No doubt other cities, especially party town Rio and smaller places like Manaus and Recife, feel the impact of hundreds of thousands of tourists, and to date, the country has decided to be a great host and enjoy the sunny weather and excellent football. The protests have lost momentum and are unable to motivate people who have just celebrated the latest Neymar goal. A World Cup is always a time for celebration when the host nation does well, and it will build over the next two weeks, especially if Brazil does well.

But I can’t help thinking that as every game from now on is sudden death, it’s a party where the music can suddenly quieten and the beer flow reduce to a trickle. If Brazil is eliminated, there will be a lot more ‘business as usual’ than people expect. Of course, Brazilians will watch the games, they love football and they want the world to have a good time, but the streets, businesses and factories won’t close, and their minds will turn to that other question which is currently in the back of their minds: what happens when everyone goes home?

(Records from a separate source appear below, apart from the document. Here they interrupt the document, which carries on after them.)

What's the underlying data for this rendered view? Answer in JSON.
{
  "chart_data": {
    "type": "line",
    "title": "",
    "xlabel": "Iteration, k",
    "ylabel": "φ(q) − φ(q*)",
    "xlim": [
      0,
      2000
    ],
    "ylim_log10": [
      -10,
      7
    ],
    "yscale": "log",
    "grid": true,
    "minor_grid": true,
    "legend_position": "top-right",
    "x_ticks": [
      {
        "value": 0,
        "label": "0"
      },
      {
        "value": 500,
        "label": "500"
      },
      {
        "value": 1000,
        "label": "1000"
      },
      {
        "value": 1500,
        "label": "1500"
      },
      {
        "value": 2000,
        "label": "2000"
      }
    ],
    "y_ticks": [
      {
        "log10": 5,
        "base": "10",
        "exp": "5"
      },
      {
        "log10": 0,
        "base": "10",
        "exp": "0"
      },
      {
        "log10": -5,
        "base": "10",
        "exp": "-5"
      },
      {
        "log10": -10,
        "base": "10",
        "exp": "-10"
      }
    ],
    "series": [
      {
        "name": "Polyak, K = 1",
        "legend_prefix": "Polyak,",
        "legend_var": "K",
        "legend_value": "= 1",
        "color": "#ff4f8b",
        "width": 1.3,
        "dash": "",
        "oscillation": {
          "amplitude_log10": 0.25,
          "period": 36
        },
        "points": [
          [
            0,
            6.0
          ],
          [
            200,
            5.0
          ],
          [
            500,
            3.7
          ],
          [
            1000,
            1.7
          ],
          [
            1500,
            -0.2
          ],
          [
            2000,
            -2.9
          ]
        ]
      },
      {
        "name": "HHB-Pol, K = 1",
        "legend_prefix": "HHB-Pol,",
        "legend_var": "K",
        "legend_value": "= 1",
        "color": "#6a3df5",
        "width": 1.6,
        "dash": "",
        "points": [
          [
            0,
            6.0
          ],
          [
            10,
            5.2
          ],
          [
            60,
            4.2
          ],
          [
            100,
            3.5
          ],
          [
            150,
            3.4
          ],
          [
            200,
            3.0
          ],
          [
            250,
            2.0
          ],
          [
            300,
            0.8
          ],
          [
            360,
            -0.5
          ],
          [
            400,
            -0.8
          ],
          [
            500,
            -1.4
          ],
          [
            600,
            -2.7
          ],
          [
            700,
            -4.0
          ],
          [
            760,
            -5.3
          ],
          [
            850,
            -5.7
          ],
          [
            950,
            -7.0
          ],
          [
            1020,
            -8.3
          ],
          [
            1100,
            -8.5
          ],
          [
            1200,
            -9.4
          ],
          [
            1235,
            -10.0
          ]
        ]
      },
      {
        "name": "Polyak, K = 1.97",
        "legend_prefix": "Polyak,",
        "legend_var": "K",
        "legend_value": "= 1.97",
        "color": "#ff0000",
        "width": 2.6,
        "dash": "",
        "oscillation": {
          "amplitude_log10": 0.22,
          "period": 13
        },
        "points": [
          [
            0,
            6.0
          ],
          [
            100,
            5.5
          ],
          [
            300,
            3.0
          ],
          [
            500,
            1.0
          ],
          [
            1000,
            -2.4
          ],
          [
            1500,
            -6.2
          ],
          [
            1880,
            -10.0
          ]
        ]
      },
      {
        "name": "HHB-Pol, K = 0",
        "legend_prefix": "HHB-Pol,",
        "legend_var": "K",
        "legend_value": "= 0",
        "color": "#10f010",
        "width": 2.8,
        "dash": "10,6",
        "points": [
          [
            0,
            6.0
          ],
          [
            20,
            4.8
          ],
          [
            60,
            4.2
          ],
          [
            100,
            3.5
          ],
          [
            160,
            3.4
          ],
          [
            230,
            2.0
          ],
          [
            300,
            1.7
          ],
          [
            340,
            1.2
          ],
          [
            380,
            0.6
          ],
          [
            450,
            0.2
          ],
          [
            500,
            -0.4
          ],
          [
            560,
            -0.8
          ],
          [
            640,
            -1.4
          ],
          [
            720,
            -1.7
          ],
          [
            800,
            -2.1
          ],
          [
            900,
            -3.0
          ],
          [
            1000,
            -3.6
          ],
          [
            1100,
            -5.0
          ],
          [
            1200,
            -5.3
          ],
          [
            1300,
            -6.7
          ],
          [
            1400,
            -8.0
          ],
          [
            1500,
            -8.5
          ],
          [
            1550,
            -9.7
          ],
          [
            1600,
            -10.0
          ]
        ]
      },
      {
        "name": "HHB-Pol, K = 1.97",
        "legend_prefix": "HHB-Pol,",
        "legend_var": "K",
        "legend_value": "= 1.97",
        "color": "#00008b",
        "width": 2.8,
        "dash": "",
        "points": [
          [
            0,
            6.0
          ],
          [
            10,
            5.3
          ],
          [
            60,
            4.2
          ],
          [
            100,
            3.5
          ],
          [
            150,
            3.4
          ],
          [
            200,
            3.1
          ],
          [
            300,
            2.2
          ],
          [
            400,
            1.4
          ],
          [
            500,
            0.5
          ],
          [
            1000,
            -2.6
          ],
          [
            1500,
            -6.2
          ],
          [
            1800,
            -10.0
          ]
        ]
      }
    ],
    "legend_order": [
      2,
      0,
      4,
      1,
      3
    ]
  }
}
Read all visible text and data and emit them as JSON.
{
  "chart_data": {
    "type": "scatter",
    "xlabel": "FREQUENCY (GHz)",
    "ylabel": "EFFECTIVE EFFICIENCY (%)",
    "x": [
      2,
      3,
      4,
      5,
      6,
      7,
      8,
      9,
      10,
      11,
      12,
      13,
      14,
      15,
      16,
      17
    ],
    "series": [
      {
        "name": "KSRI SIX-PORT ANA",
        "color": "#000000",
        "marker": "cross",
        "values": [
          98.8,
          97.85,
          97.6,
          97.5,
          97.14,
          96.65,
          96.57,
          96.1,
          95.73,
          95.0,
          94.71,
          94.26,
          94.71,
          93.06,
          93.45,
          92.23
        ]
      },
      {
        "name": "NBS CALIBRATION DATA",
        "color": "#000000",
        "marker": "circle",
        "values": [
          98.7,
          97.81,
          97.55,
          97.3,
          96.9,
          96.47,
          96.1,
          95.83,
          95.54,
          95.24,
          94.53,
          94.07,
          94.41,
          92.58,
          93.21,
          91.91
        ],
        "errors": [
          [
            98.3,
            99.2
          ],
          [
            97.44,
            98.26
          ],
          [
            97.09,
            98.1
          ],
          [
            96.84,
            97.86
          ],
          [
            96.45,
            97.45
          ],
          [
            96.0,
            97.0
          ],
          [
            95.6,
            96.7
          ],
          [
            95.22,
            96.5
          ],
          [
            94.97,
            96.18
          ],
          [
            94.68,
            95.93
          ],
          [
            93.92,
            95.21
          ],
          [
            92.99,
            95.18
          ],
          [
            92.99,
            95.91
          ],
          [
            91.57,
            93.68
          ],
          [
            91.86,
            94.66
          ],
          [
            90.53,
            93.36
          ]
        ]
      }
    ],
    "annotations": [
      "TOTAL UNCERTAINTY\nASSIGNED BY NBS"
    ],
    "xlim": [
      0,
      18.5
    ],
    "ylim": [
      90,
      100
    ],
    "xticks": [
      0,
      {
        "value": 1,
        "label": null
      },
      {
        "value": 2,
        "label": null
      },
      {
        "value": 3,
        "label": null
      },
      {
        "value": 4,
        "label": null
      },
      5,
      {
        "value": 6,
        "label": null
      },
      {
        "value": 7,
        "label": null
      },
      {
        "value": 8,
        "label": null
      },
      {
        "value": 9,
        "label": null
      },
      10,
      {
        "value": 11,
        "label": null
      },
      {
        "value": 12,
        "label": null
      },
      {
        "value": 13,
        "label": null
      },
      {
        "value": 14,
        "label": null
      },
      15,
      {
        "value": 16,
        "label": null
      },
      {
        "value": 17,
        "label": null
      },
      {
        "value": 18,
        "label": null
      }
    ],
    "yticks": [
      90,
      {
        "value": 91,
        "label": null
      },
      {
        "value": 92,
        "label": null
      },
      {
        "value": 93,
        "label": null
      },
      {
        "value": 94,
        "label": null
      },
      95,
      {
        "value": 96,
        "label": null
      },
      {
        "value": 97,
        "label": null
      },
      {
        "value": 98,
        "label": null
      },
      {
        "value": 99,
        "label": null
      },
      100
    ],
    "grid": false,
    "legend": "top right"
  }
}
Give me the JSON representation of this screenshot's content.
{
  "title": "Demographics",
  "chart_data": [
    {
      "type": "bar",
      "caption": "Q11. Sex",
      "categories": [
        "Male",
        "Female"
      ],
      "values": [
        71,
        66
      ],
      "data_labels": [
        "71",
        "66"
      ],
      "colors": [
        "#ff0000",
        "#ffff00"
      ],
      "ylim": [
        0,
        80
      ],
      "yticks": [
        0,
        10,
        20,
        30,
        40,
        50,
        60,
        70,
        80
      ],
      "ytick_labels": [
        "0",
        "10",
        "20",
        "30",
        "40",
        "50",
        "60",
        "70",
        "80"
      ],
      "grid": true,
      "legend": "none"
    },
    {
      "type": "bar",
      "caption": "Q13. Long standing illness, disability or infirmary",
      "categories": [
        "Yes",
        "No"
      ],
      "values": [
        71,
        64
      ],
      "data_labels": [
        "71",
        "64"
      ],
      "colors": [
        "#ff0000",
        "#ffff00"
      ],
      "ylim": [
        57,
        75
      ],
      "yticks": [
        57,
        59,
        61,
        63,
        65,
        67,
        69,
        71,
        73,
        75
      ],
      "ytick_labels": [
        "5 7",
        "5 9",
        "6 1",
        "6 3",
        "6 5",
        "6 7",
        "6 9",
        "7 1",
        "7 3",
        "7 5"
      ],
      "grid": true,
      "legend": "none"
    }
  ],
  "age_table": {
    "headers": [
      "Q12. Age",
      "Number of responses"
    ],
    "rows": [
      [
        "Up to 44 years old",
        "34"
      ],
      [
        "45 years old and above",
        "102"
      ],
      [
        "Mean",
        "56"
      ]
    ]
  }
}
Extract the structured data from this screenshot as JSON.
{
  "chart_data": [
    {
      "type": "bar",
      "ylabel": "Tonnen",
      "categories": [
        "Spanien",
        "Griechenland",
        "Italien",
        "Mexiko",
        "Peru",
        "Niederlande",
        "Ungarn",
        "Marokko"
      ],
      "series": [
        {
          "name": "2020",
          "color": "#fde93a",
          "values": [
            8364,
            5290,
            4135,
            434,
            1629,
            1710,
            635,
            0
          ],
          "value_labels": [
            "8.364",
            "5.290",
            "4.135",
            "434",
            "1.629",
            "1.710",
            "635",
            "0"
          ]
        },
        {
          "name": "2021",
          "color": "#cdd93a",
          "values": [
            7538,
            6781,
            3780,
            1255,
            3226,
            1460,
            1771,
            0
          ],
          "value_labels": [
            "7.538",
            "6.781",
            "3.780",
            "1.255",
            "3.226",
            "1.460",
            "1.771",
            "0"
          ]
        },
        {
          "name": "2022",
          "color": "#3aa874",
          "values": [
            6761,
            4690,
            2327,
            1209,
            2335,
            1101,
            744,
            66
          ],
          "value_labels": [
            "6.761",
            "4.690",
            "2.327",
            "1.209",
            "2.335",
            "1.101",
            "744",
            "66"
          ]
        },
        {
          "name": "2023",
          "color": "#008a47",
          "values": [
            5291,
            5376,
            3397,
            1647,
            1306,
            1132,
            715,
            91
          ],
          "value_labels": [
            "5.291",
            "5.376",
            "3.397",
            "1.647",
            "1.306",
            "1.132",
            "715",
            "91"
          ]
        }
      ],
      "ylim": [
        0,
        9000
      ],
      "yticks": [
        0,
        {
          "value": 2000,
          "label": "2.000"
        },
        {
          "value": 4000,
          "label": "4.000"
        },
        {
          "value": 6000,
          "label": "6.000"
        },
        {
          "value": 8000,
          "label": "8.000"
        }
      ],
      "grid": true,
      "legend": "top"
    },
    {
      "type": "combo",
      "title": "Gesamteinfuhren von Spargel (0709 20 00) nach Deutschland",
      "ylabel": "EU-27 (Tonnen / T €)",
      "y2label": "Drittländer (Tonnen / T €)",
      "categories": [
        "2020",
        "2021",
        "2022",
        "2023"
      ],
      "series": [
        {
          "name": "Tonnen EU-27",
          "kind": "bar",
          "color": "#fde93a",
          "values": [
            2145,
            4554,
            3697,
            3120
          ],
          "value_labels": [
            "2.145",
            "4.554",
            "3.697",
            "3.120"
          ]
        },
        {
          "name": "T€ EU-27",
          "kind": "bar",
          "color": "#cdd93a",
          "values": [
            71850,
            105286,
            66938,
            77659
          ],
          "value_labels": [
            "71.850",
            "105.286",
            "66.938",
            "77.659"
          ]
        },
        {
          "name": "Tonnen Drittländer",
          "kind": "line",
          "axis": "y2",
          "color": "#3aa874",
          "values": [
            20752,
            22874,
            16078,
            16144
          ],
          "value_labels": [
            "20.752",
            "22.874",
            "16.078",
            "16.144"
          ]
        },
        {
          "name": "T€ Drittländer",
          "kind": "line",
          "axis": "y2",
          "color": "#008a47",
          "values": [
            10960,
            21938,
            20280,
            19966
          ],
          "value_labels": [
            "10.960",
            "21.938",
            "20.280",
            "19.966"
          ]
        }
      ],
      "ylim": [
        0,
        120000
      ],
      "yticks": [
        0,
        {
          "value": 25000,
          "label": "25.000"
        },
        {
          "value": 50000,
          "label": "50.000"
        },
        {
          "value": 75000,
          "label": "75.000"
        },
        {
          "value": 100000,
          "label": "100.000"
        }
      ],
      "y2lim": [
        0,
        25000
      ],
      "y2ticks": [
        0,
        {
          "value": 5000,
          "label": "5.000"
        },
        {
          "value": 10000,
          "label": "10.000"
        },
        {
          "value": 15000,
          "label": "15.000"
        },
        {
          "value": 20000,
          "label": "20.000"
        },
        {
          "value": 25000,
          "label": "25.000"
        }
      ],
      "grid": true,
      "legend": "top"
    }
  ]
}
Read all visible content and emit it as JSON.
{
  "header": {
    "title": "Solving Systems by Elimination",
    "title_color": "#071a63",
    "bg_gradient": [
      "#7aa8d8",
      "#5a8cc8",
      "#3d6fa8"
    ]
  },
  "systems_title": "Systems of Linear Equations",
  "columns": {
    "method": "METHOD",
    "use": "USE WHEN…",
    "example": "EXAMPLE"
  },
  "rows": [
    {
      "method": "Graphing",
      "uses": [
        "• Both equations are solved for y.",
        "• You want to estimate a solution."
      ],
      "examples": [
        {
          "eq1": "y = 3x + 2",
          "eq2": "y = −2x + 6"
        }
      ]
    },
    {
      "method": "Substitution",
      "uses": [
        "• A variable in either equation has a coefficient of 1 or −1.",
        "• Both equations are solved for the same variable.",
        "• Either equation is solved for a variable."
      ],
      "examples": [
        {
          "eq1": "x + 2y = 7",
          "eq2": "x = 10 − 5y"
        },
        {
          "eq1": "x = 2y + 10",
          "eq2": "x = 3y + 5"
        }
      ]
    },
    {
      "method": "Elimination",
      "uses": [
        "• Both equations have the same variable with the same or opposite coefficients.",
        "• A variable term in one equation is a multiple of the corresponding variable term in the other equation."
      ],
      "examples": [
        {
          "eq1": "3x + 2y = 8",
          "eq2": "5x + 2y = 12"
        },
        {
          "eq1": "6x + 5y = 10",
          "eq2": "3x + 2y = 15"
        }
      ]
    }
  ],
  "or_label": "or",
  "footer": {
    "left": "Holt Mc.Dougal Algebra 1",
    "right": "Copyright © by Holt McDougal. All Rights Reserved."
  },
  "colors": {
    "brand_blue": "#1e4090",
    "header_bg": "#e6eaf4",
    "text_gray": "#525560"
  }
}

My friends in business are surprisingly pessimistic, and after the party is over, they wonder what will happen to the spanking new stadiums and how the overdrawn credit card will be repaid. It’s like they’ve been given an dose of happy gas which will wear off with little more than a decent afterglow and a large dental bill.

We visitors will have fantastic memories of Iguazu Falls, Machu Picchu, Rio de Janiero, Sao Paulo and Brasilia, and the standard of football has been wonderful, but every Brazilian we speak to laments on the terrible public education and health system and poor infrastructure, and asks how many hospitals could have been built instead of a stadium in Manaus which will soon be overgrown by weeds.